The terrain of the Adirondack Mountains is timeworn, wild, and so fully alluring. A serene quiet permeates the ambiance of this place---a boundless poetic thrum of wilderness---amid wistful songs from White Breasted Sparrows, a distant crackle of a limb dropping in the forest, or muffled clattering of stones down a mountainside chute. Needles of Balsam breezily blanket dark sphagnum earth, precipitating such a welcome, fitting fragrance. Rocks, and boulders the size of houses are clothed in antique patterns of lichens, mosses, and mineral stains. An elusive spectacle of feldspar crystals embedded in the ancient gabbro, glistening, scintillating turquoise, purple, rose, and gold, is nearly mystical---sunlit glimmering-color spots emanating from polished walls of pools purely translucent. The brooks and creeks are as lyrical as they are driven---from secret trickling runnels in the highlands to fluming ravines, cascading and flamboyant. Despite innumerable obstacles they course and drop, and become confluent tributaries, impelled by the draw of dramatic watershed topography. Being in seclusion, surrounded by myriad entrancements inherent in this refuge of crevasses and peaks, homage to backcountry involves great attentiveness, and the rewarding effort in the discovery of lavish, if not rare earthly wonders.
Climbing above tree line, ascending into environs of High Peaks tundra, this elevation gives rise to the affirmation of isolation for a painter in search of fortuitous qualities of light and form. Facing a vermillion sun with paint and panel, aerial profiles of distant ranges become luminous and magnificent. At dusk’s onset, there is just time to retreat down slopes and throw together a tent, though during nocturnal hours I’ve often remained on high, hurriedly glimpsing and reacting before palette chromes fade.

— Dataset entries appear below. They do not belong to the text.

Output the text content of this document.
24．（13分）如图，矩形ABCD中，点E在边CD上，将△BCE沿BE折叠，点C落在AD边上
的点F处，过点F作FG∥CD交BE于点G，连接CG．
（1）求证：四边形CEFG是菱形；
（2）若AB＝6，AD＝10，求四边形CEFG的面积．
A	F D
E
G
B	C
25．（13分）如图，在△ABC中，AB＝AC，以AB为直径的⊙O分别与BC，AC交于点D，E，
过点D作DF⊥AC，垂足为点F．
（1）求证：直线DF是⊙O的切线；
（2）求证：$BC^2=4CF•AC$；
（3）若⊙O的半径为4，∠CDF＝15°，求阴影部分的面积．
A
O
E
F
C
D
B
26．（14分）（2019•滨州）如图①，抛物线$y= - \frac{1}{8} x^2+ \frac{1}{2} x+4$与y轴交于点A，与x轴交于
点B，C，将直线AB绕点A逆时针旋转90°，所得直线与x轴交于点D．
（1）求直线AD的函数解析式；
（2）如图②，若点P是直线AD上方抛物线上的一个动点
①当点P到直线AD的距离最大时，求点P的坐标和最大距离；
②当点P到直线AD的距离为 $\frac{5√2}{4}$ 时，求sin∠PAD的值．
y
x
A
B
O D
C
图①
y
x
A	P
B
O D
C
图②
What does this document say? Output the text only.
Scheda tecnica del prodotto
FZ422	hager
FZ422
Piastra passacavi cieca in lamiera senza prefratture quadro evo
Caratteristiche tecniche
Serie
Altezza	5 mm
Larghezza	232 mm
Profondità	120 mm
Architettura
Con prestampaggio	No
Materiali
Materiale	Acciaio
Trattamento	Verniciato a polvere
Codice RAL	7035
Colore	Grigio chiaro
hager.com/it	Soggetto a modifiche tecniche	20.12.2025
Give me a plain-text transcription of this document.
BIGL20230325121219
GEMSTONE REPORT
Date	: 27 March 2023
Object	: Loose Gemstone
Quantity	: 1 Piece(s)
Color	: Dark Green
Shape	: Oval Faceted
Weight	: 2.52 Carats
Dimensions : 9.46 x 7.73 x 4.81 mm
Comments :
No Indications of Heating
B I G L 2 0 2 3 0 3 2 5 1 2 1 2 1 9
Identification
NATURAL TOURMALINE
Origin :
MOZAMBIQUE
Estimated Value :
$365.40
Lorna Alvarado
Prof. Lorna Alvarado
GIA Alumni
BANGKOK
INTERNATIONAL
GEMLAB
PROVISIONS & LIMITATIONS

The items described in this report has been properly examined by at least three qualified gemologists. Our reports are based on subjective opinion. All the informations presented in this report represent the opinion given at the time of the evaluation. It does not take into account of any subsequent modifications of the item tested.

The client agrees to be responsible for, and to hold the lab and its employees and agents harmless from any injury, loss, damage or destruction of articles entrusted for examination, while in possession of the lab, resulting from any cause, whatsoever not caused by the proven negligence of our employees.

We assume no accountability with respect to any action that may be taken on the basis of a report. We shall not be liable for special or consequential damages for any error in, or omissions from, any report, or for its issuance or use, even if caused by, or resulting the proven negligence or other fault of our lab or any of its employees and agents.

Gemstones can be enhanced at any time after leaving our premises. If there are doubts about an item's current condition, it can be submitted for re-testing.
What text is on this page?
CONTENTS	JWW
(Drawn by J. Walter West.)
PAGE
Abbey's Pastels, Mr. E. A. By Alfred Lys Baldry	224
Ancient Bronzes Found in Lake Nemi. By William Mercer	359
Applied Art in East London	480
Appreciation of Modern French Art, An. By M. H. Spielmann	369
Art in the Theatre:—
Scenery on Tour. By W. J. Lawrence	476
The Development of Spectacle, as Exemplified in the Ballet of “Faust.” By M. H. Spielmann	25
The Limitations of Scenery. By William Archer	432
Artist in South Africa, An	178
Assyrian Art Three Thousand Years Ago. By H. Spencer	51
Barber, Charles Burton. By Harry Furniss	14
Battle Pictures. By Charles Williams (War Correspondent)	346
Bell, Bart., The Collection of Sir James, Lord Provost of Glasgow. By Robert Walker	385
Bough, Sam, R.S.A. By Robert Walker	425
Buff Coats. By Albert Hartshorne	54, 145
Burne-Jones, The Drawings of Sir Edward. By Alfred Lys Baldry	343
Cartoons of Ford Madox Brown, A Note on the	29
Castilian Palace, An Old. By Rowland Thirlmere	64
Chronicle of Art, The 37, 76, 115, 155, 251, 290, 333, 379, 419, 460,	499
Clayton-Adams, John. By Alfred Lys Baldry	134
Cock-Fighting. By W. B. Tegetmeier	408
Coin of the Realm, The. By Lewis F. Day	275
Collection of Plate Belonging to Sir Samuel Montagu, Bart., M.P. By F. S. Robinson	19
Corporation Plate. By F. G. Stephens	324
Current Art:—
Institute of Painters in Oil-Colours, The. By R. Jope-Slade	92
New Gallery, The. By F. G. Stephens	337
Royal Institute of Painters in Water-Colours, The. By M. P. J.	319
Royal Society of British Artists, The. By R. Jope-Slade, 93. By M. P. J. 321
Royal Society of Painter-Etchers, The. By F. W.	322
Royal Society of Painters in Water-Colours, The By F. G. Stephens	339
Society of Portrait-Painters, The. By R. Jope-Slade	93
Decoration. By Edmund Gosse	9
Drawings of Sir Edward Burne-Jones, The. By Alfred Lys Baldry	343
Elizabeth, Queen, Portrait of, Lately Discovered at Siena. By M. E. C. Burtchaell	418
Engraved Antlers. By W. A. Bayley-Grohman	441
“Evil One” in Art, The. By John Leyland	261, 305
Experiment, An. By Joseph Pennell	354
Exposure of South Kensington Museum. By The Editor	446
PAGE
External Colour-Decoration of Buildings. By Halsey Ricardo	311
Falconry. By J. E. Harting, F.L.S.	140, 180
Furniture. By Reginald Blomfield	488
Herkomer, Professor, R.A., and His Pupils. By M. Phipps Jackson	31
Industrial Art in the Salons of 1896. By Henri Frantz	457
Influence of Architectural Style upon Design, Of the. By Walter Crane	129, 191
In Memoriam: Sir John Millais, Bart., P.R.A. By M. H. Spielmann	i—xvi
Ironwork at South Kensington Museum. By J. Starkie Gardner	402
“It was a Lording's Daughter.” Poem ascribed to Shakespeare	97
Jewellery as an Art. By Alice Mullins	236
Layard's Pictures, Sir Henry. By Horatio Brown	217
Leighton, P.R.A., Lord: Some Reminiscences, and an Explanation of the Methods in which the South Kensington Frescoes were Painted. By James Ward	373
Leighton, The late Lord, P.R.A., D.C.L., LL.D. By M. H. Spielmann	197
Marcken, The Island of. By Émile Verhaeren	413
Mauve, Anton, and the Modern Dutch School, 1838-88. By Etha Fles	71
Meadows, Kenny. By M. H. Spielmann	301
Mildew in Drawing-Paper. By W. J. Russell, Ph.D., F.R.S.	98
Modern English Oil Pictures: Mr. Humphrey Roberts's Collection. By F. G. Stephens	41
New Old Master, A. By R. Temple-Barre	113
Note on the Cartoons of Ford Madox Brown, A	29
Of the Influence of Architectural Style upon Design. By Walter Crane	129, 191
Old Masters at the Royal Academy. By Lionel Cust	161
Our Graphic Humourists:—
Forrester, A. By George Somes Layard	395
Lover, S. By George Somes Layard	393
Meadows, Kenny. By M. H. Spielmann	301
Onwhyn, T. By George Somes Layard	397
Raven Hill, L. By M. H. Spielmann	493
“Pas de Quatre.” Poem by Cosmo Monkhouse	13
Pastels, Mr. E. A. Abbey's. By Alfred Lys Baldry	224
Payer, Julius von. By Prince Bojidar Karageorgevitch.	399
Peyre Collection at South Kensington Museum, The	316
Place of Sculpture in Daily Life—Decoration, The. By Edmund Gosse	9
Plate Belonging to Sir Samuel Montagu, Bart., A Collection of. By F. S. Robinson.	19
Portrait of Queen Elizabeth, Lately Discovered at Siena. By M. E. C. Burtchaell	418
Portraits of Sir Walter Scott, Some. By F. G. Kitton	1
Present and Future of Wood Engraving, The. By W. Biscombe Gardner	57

Inhabiting summits at night, the suggestion of feeling remote and solitary atop dark and windy peaks is not so much a hardship but a metaphysical experience----at rest on smooth granite, donned in nature’s dust; settled in vivid dreams; waking as stars fade with first light of breaking dawn; rising to seize the evolving radiance of a new day.
The Adirondack hinterland is unto itself, and the act of painting in this preserve is earned and edifying. Engaging sublime bonds, perceiving its compelling grace, from memory or when venturing again across its borders, the wilderness of the Adirondacks is, for always, a homeland.